There’s no question that testing and removing positive horses from the general population works — at least for the population of horses being tested. That’s the catch. Horse owners are unlikely to test routinely. They test when they are required to do so — for shows, fairs, racing, shipping, sales or to enter facilities that require a negative test. The same negative horses are often tested year after year, making the statistics potentially look more rosy than they truly are. Despite this, testing and isolation or euthanasia of EIA-positive horses has reduced the risk of EIA, at least for horses moving within populations where testing is done.
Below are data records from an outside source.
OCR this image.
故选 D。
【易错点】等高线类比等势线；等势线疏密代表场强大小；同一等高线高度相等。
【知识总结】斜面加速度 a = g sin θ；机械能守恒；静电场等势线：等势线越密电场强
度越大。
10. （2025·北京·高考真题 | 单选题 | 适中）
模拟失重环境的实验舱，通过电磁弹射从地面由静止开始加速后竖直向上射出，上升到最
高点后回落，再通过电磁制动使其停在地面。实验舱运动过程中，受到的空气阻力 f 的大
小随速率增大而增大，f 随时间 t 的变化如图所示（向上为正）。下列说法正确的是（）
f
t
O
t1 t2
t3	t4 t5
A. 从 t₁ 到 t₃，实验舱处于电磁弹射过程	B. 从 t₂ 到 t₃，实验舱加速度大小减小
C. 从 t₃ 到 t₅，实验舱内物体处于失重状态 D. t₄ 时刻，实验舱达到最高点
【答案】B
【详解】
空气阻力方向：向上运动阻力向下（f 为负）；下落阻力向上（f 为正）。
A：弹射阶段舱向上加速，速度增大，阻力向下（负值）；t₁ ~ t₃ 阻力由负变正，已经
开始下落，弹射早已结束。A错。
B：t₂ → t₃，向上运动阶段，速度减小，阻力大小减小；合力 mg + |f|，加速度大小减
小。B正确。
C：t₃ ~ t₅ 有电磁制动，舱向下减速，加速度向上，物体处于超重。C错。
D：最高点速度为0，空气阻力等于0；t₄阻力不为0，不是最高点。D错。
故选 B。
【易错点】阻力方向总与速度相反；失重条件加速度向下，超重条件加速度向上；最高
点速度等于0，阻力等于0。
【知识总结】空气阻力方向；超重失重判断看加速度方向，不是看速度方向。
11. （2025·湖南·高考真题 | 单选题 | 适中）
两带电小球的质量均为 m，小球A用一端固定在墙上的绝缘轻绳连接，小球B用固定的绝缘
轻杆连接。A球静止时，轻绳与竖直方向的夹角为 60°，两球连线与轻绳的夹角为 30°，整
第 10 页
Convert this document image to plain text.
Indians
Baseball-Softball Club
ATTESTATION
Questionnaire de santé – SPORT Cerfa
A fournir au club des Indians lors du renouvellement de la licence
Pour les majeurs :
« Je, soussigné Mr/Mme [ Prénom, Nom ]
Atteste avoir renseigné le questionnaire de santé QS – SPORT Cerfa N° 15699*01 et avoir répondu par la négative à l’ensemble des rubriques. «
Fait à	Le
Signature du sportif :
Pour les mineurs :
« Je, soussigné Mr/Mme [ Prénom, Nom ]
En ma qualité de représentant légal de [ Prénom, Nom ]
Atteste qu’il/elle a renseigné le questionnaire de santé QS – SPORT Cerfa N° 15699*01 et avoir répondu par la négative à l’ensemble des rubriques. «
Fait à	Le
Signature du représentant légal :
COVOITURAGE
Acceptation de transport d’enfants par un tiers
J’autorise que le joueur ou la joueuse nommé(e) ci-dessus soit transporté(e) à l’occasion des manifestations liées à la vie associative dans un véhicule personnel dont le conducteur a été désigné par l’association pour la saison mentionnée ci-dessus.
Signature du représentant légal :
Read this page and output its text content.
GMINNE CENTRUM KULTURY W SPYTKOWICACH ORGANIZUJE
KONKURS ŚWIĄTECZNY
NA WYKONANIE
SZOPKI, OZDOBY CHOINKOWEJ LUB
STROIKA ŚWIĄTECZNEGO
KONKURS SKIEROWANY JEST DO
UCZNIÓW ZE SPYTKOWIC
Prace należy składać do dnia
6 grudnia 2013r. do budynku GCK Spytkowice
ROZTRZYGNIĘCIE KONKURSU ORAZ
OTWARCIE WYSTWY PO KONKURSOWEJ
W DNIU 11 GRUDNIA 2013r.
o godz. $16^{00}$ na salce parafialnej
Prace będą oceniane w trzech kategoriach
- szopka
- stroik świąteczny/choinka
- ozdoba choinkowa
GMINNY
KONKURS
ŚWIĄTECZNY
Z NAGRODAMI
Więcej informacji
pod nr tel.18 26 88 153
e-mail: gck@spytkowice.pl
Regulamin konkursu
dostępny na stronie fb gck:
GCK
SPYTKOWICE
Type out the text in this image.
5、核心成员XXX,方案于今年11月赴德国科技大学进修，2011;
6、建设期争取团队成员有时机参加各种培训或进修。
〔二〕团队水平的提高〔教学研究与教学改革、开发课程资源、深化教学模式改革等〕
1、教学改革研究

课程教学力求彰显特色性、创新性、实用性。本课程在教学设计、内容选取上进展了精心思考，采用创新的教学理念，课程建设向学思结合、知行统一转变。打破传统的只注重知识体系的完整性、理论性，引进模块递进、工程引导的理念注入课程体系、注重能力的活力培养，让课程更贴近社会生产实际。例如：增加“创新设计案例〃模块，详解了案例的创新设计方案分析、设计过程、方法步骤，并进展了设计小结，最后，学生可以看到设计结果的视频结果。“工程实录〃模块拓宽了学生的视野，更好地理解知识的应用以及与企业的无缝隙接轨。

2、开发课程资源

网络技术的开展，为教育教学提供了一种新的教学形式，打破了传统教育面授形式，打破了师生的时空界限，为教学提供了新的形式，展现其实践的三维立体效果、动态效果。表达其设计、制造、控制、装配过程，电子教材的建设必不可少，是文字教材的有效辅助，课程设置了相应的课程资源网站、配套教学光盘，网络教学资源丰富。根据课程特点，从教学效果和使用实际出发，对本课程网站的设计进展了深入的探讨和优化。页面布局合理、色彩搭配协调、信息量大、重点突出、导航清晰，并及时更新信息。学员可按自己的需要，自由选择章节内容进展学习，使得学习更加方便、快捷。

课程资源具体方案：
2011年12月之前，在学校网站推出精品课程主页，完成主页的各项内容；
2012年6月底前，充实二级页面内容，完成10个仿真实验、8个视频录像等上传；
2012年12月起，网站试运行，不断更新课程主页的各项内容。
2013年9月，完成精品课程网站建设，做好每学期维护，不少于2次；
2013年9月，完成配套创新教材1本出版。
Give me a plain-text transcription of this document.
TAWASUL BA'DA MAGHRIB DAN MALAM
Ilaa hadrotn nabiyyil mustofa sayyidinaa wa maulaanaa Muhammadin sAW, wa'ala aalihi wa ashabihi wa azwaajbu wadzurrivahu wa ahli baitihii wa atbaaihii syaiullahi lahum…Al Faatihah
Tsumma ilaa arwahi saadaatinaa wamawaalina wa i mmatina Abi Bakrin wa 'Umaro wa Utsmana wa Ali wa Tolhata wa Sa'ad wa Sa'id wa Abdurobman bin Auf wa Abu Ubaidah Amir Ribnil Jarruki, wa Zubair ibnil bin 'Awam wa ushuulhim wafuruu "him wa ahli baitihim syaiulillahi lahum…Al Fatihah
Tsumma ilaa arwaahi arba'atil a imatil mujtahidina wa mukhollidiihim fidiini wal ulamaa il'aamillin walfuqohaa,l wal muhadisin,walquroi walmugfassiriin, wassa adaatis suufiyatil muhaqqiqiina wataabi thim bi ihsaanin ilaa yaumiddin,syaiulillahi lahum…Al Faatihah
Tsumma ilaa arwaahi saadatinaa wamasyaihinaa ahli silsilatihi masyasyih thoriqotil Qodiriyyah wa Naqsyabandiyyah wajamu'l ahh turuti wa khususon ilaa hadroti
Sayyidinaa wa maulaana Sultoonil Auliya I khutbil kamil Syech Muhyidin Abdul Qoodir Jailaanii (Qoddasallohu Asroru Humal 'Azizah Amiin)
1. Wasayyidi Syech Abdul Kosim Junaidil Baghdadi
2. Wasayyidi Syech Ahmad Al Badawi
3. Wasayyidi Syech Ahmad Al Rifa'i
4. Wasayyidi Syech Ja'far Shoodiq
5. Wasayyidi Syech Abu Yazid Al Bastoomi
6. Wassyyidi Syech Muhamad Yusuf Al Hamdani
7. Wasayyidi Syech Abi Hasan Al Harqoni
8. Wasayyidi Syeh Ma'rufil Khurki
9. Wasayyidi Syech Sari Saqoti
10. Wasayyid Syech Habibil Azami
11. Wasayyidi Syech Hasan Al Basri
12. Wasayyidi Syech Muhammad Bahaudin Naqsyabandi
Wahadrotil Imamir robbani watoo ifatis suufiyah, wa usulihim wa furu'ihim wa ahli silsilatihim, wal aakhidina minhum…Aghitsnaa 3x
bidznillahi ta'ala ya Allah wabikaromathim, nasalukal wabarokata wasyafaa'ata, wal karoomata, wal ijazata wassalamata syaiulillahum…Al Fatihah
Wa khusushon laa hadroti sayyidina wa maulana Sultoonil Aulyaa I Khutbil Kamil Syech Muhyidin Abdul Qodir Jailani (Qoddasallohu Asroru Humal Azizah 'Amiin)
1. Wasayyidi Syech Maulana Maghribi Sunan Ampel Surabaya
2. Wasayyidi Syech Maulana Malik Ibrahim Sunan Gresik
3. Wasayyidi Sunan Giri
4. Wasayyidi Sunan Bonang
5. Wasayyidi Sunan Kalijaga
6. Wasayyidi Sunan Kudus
Today, when EIA outbreaks occur, it’s usually because horses come in contact with horses from groups that are not routinely tested, such as wild horses mingling with domesticated ones in the western states, or horses moved from farms or camps that don’t test into the general population.
Where Do We Go From Here’
A tremendous amount of money is spent on Coggins testing every year, but compliance is a small price to pay because you are also assured that the horses your horse comes in contact with are tested. The system does have cracks, since a negative test today doesn’t guarantee the horse will remain negative until the next test.
The only sensible way to further lower the risk of horses catching EIA, or even eradicate the threat of EIA, is by more testing — catching the horses that are currently flying under the radar. Laws requiring mandatory testing vary widely from state to state, but aggressive laws lead to steady declines in the number of positives. Measures such as requiring Coggins testing of all horses that go through sales, all horses changin g hands privately, and all horses that leave the home farm for any reason will get us closer to eliminating this disease.